I believed them of course. My babies were barely babies. I hadn't lost a “real” baby. I hadn't gone through labour and delivered a still baby. I didn't have a name for them, didn’t know if they were boys or girls. I never saw any of them in any ultrasound. I felt so ashamed for grieving the loss of my babies when I was grieving something that was never really there in the first place. It was very confusing and depressing and I struggled, still struggle with these thoughts.

There were three people who I could talk to about my loss at that point. My husband, my Mum, and someone who unexpectedly has become one of my closest friends. Without her, I’m not sure where I would be in my grief journey, but I am certain I wouldn't be where I am today.

A little over a month earlier she lost her daughter at 39 weeks. She lost her baby girl. She held her daughter in her arms and said hello, then goodbye. But she was the ONE person who told me that mine were real babies too, that they were little lives, not little losses. She was the person who introduced me to Sands.

Sands gave me a safe place, an online haven where I could openly grieve my little babies and talk about our fears of infertility. Speaking with women who had lost babies at all stages of pregnancy and during the neonatal period opened my eyes to a world I never knew existed and it was full of people who just had so much love and support to give, even in their darkest hours. The members of Sands brought me out of a bad place and they gave me hope. But most importantly they gave my babies' little lives recognition. Without any pictures, or proof of ever being pregnant, even for the shortest of time, they still recognized my tiny babies and continue to do so.

The members of Sands are an inspiration. Because of Sands I now have some amazing people in my life who will no doubt always be in my life. And while I can't begin to understand the grief of losing a baby at later stages of pregnancy, even as I watched my closest friend go through exactly that, I am better equipped to give advice and support to them too.

My son is asleep as I write this. There isn't a moment when I am not grateful for the baby we were able to bring home. There are times when I am sad, where I imagine the little people who would be playing in the living room with my son, but I can imagine them and smile through the sadness instead of cry. I am at peace with my losses now and I feel so lucky to be where I am today. Through my son’s pregnancy and with other subsequent pregnancies I know I will continue to have support, and be able to provide support to others. It really doesn't seem enough to say this, but ‘thank you’.

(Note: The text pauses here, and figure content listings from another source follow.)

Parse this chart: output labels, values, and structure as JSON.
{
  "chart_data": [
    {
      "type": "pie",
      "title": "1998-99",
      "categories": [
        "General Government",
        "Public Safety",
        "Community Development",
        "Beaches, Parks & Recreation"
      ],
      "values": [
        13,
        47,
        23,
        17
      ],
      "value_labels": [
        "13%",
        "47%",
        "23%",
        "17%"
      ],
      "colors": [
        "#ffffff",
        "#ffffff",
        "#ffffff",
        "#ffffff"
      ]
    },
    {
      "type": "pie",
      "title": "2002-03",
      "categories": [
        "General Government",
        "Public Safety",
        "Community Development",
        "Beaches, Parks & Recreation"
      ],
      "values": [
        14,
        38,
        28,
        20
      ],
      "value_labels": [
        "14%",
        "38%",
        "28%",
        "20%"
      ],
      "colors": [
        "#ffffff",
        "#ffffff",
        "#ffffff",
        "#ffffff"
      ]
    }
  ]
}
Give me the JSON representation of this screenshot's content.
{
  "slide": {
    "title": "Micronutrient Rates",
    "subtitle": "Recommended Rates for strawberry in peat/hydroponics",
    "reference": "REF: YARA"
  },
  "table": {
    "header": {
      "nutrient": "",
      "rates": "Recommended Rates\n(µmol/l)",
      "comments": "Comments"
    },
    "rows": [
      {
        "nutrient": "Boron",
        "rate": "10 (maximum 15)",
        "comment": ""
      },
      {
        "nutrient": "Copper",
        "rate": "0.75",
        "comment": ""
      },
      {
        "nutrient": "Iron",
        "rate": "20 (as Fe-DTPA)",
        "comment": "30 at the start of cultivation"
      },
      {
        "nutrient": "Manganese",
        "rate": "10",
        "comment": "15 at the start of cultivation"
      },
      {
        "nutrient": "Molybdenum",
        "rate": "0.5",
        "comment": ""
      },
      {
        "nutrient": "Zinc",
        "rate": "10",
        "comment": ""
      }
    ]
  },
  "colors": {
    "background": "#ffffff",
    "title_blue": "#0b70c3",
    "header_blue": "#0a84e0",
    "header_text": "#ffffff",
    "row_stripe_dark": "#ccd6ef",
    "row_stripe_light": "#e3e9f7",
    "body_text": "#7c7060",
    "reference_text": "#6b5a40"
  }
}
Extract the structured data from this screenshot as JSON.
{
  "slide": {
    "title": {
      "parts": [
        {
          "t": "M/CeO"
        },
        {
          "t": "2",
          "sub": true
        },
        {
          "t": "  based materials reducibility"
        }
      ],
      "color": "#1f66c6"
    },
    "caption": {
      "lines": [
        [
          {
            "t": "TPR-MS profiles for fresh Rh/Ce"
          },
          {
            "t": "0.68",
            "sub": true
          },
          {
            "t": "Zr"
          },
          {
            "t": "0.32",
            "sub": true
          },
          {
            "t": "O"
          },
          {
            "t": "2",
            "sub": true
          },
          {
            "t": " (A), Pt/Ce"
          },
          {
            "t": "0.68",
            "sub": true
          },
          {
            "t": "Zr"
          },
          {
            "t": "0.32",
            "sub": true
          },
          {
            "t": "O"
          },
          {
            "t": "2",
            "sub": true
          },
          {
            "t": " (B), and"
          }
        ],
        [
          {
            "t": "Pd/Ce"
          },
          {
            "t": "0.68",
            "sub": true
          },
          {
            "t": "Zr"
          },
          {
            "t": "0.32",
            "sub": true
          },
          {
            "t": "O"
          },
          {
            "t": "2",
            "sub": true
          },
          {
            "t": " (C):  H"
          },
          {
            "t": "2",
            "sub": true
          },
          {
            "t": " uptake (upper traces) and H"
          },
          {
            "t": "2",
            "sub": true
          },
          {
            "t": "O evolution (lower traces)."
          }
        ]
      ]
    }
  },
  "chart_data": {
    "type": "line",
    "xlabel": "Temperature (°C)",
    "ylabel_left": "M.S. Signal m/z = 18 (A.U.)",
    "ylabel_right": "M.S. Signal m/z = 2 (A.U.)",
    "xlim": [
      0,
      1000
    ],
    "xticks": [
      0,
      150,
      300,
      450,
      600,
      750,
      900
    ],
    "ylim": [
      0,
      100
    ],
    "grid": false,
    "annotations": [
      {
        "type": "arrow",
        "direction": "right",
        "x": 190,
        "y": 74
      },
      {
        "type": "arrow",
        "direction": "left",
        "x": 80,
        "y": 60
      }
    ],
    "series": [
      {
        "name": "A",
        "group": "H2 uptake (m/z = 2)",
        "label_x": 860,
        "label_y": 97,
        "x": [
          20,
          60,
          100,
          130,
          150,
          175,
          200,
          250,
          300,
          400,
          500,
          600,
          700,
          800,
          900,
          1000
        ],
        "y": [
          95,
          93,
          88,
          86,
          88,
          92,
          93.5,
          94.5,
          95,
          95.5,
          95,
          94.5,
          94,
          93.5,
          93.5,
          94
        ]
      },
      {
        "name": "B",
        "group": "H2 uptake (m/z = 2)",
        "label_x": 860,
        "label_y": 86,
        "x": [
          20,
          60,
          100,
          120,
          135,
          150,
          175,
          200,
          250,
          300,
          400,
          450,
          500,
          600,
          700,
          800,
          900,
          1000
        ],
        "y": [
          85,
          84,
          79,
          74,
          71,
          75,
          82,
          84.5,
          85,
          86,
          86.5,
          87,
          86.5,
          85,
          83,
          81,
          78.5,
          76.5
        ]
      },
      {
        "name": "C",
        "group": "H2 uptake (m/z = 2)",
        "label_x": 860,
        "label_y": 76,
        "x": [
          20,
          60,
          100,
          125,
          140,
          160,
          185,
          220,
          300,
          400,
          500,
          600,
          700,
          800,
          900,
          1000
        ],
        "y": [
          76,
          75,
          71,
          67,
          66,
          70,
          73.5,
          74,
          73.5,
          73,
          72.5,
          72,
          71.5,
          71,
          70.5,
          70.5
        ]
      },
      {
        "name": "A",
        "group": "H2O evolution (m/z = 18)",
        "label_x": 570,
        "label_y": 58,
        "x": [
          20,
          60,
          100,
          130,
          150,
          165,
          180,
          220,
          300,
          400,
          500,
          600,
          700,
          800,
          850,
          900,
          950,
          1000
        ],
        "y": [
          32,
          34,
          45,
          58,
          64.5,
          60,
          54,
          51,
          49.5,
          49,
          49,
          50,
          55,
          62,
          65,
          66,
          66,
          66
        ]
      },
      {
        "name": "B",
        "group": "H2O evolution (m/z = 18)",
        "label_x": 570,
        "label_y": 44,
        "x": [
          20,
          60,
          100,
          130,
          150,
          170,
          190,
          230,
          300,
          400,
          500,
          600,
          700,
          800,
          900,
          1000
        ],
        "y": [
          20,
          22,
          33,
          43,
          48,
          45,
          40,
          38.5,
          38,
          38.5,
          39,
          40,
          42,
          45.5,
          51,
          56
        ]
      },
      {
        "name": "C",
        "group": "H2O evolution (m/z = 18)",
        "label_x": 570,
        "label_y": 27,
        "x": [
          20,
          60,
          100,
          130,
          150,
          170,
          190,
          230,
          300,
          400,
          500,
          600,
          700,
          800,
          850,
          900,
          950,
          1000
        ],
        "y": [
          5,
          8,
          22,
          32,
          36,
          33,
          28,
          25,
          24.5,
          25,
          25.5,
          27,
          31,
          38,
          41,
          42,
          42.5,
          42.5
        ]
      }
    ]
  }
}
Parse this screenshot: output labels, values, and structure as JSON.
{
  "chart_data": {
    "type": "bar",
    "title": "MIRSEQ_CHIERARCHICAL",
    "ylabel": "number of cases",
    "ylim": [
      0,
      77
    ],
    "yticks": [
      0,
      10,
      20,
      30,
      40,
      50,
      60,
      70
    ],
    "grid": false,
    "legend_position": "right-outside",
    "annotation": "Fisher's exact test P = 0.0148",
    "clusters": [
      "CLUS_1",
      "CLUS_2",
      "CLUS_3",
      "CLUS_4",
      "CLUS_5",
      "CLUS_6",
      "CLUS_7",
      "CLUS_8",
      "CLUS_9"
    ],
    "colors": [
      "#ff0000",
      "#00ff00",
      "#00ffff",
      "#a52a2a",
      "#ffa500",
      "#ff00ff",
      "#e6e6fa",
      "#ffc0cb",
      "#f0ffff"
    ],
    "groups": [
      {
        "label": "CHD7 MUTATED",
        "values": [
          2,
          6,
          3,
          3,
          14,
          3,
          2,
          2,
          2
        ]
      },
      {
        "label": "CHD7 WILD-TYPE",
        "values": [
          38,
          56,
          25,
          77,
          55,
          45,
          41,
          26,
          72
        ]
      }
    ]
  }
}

To read more about my journey through miscarriage, TTC, and our rainbow’s pregnancy please visit my blog page at: https://letshaveababybaby.wordpress.com

Annika


If you require support after reading this blog please contact
Sands on 13 000 72637

Annika Pearce

My name is Annika and I am a qualified Ambulance Paramedic living in Canberra. I love to be there for others and biology and pre-hospital medicine are a passion I share with my husband, Ben. The light of our lives, Henry, was born at the end of 2014 following a succession of four early miscarriages due to endometriosis. Our biggest Angel, Baby Pearce, who I carried for only 6 weeks at the beginning of 2013 has become the source of my inspiration for blogging and developing a Canberra-based online support group for women who have experienced a pregnancy or neonatal loss. My hope is to create a local support network, where we can share and be there for each other, as Sands created for me. As we begin our journey of conceiving our second rainbow there is still fear, but also hope and excitement.